Repeated dose toxicity

2,4,6-Trimethylphenol was studied for oral toxicity in rats in accordance with the OECD guideline on combined repeated dose and reproductive/developmental toxicity screening test at dosages of 0, 10, 60, and 300 mg/kg/day.

No deaths occurred in any of the treated groups. In the 300 mg/kg group, salivation in both sexes and abnormal gait in females were noted as post-dose symptoms. Histopathological examination revealed squamous hyperplasia in the forestomach in the 60

and 300 mg/kg groups of both sexes, and edema in the forestomach in one male were noted.

In addition, foveola hyperplasia and erosion in the glandular stomach in the 300 mg/kg group were noted. Almost all the changes disappeared after a 14-day recovery period.

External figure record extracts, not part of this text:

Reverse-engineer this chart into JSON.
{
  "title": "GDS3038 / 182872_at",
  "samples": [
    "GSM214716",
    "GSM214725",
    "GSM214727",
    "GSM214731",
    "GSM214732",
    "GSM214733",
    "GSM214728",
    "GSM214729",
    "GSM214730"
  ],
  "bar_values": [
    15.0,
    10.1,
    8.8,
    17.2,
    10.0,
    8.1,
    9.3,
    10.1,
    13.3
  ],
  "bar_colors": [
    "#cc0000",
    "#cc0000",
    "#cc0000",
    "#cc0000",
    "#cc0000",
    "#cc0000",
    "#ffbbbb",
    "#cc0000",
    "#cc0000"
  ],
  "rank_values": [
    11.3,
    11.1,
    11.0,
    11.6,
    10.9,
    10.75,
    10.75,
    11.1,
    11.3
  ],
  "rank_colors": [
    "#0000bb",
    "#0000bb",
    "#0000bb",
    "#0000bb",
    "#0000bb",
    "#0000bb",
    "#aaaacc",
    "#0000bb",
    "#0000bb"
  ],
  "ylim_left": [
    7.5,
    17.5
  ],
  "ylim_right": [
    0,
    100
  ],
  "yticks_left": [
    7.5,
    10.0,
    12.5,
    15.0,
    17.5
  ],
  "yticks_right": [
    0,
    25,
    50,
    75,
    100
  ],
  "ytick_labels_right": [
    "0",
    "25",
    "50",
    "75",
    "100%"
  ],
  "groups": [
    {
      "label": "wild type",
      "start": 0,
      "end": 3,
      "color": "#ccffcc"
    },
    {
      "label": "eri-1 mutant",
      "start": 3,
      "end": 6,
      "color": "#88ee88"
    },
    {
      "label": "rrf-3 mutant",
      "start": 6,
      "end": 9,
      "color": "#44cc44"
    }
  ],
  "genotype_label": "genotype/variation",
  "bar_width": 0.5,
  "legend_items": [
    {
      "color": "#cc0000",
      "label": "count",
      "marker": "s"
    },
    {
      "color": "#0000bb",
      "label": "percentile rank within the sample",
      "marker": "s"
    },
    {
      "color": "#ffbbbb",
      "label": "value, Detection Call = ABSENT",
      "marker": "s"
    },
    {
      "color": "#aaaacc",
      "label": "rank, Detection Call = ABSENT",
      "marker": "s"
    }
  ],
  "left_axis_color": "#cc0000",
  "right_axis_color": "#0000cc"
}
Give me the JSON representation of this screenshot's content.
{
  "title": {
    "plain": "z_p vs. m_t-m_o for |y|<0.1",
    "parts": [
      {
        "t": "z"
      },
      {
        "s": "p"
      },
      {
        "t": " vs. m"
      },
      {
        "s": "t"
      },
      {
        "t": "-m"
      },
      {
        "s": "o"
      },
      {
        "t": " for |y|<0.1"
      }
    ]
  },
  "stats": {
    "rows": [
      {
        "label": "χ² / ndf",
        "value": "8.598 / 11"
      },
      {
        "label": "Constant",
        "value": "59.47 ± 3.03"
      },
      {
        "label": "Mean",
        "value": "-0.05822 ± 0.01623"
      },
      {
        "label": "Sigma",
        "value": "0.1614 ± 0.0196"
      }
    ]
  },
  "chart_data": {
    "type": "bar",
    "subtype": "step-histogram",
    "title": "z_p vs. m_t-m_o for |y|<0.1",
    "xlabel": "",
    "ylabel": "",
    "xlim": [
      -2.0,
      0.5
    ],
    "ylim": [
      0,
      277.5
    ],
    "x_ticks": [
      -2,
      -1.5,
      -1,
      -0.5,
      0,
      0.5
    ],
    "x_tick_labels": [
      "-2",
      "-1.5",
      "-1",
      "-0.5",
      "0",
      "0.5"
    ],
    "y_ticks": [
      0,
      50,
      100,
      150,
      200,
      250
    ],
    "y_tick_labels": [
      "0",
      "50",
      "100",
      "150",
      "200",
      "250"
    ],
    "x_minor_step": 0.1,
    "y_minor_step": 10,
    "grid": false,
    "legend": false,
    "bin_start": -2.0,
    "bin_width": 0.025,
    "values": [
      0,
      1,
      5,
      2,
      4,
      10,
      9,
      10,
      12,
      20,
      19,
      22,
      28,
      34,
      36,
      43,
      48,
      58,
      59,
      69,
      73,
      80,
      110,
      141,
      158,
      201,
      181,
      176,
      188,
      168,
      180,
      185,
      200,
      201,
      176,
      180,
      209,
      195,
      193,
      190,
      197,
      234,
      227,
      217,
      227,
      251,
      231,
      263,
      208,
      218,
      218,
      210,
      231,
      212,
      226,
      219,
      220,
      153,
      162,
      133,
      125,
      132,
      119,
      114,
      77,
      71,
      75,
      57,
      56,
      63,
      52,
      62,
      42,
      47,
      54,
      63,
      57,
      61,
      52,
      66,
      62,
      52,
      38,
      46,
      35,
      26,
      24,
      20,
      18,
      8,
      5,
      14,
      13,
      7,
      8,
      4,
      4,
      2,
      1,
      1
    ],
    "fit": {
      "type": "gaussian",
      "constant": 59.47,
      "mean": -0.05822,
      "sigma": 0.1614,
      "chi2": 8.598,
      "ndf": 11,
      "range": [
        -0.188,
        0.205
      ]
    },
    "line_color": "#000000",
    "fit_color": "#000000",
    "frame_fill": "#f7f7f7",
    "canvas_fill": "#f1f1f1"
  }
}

Reproductive and developmental toxicity

The compound had no effects on reproductive parameters such as the estrous cycle, mating index, fertility index, numbers of corpora lutea or implantations, implantation index, delivery index, gestation index, gestation length, parturition, or maternal behavior. On the

examination of neonates, there were no significant differences in the number of offspring or live offspring, sex ratio, live birth index, or viability index on day 4. No abnormal findings ascribable to the compound were found in the external features, clinical signs, body weights or necropsy of the offspring.

Conclusion

It was concluded from the above results that NOEL and NOAEL for the repeated dose toxicity of 2,4,6-Trimethylphenol were 10 mg/kg/day for both sexes, and that the NOEL and NOAEL for the reproductive/developmental toxicity were 300 mg/kg/day for parental animals and offspring.